Wie bereits im Vorjahr wurden rassistische Diskriminierungen mit Abstand am häufigsten in Form von verbalen Äusserungen (69) verübt. Beleidigungen nahmen zu. Immer noch relativ häufig, jedoch abnehmend im Vergleich zu 2009, wurde eine Verbreitung von Schriften oder Tonträgern (15) rassistischen Inhalts gemeldet.
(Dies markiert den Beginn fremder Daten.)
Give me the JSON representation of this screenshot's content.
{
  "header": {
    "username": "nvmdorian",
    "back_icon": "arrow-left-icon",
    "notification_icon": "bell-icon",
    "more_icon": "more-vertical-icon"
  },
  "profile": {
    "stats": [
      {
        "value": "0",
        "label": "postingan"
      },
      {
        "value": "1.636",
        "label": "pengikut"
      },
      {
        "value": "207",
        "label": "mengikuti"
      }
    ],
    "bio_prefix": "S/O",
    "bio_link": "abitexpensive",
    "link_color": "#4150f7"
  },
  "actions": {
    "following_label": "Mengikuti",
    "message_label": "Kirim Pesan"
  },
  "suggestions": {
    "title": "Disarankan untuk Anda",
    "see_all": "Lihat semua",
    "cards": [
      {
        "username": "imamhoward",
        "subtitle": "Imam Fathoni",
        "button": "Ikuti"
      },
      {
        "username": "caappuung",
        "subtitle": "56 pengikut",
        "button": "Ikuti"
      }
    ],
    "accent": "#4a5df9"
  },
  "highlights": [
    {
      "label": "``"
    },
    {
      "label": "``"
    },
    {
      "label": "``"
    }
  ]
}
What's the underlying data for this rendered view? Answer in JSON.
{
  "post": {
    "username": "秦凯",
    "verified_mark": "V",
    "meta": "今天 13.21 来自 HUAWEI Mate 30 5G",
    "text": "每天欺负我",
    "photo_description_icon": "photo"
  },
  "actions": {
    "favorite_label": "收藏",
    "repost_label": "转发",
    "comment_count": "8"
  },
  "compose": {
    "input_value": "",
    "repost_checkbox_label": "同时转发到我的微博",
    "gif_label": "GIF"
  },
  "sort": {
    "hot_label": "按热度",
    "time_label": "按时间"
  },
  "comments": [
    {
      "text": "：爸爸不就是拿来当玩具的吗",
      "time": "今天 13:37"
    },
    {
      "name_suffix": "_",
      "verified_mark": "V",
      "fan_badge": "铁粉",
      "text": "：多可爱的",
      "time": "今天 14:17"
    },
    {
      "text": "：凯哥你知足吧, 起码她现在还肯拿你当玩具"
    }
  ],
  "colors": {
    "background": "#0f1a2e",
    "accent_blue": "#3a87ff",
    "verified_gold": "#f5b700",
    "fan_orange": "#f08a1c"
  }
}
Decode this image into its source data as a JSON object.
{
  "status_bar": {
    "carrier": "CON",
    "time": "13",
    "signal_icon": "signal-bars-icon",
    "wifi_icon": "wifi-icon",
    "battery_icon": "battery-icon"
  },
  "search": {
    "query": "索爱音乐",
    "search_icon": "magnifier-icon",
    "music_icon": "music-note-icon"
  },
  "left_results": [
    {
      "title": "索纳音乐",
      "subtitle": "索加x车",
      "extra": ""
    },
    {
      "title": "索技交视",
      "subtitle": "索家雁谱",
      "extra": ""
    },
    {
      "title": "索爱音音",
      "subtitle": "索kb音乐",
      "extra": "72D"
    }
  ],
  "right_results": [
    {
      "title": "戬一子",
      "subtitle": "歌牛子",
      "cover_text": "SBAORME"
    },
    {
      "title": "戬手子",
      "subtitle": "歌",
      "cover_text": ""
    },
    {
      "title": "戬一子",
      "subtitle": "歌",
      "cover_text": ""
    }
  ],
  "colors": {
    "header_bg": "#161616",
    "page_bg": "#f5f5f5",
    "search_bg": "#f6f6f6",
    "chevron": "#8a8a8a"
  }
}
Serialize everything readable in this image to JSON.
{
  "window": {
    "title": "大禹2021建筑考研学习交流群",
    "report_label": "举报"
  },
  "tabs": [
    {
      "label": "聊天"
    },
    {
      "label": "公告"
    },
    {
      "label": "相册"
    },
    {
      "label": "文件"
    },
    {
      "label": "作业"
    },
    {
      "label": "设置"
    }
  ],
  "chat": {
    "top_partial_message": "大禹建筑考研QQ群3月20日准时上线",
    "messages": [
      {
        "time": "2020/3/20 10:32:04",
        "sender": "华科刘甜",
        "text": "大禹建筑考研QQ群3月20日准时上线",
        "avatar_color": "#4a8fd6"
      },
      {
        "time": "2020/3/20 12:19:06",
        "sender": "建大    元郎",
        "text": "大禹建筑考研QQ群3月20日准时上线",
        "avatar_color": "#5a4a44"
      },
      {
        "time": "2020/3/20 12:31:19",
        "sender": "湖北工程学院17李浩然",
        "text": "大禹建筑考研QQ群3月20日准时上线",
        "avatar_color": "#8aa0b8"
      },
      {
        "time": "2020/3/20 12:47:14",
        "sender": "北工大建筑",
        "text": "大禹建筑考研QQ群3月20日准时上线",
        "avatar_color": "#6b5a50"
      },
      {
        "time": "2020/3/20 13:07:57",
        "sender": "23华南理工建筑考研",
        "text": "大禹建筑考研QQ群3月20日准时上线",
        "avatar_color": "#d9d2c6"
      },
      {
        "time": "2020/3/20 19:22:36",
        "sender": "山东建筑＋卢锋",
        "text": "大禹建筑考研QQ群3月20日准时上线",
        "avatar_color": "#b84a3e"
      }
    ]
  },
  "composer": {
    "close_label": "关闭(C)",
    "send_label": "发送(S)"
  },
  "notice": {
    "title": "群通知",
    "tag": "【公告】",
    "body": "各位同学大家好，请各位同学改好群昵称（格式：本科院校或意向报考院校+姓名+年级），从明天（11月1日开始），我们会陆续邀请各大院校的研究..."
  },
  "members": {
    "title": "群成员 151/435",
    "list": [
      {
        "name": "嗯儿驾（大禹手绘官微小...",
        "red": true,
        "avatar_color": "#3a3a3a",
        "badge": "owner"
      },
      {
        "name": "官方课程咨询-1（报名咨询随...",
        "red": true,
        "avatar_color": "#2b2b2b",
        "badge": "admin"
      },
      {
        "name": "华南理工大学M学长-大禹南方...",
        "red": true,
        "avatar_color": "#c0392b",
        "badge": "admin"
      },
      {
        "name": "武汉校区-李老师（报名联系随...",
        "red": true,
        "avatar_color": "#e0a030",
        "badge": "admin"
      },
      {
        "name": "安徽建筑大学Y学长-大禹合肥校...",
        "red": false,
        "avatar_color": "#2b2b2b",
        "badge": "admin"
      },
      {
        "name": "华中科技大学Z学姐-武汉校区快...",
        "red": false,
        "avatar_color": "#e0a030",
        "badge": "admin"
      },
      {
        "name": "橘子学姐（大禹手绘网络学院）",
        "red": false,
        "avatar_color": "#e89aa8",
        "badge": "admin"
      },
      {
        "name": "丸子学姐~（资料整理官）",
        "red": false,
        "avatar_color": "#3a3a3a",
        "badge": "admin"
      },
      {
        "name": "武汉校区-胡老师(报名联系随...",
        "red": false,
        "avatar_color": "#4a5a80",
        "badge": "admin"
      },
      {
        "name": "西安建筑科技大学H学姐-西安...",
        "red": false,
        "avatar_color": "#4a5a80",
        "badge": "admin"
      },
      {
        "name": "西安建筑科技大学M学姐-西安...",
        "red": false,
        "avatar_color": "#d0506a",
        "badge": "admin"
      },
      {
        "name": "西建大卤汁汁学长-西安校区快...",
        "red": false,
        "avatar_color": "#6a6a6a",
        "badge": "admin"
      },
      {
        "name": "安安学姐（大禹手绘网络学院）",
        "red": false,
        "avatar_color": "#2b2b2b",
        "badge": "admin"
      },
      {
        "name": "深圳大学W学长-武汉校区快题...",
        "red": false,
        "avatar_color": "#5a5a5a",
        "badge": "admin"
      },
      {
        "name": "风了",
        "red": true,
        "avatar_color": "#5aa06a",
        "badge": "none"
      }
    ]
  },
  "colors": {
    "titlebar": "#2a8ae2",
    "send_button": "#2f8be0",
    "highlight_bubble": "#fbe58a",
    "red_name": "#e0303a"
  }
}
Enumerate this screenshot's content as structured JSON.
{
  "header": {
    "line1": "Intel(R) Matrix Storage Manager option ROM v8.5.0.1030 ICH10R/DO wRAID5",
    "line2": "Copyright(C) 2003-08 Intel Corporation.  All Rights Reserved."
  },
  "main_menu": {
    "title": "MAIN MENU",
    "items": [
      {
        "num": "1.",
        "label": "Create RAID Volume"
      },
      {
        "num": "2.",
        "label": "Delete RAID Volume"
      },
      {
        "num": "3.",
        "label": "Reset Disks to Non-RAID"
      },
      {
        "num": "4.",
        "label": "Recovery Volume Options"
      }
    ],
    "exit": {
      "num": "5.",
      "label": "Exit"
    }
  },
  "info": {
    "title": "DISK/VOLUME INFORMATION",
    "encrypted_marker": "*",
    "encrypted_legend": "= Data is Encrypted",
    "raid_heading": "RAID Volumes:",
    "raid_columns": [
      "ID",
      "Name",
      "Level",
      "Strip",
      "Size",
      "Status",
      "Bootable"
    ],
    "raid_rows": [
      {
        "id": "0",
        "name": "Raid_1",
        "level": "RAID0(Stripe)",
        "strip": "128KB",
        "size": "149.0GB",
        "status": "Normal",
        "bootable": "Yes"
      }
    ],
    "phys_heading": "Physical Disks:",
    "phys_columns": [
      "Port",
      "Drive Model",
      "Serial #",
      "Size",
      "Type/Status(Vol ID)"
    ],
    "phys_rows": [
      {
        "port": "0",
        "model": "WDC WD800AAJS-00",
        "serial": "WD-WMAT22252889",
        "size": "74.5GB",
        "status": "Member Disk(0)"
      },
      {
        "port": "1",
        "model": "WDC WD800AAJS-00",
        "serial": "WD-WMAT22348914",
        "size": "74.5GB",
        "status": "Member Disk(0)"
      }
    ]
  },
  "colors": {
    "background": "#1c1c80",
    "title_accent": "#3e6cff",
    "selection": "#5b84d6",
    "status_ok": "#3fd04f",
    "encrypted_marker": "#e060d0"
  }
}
Eine Zunahme verzeichnet wurde im Bereich der Leistungsverweigerung (17). Hier handelte es sich beispielsweise um Einlassverweigerungen in Nachtclubs. In der Kategorie Hassreden kam es zu 12 Meldungen. Keine Meldungen gab es betreffend rechtsextremen Aufmärschen oder Versammlungen.

Rassismus bei der Polizei

Es wurden Diskriminierungen aus allen Lebensbereichen ausser Kirche und Werbung gemeldet. 25 Vorfälle ereigneten sich im öffentlichen Raum, 23 in der Arbeitswelt und 23 bei Kontakten mit der Polizei. In 15 Fällen wurde die Polizei des antischwarzen Rassismus beschuldigt. Die Beratenden teilten 12-mal diese Einschätzung.

Das Fazit des Berichts: Ein beachtlicher Anteil der Vorfälle stehe in Zusammenhang mit einer unterschwelligen, latenten, nicht näher definierten Ausländer- oder Fremdenfeindlichkeit, der Hautfarbe oder der muslimischen Religion – also mit Themen, die in der schweizerischen Öffentlichkeit stark präsent seien.

Zunehmende Sensibilisierung

Auffallend sei, dass im Jahr 2010 wiederum zahlreiche Fälle von Zeugen, Familienangehörigen oder anderen Drittpersonen und Institutionen gemeldet wurden. Dies könne als Ausdruck einer zunehmenden Sensibilisierung gedeutet werden.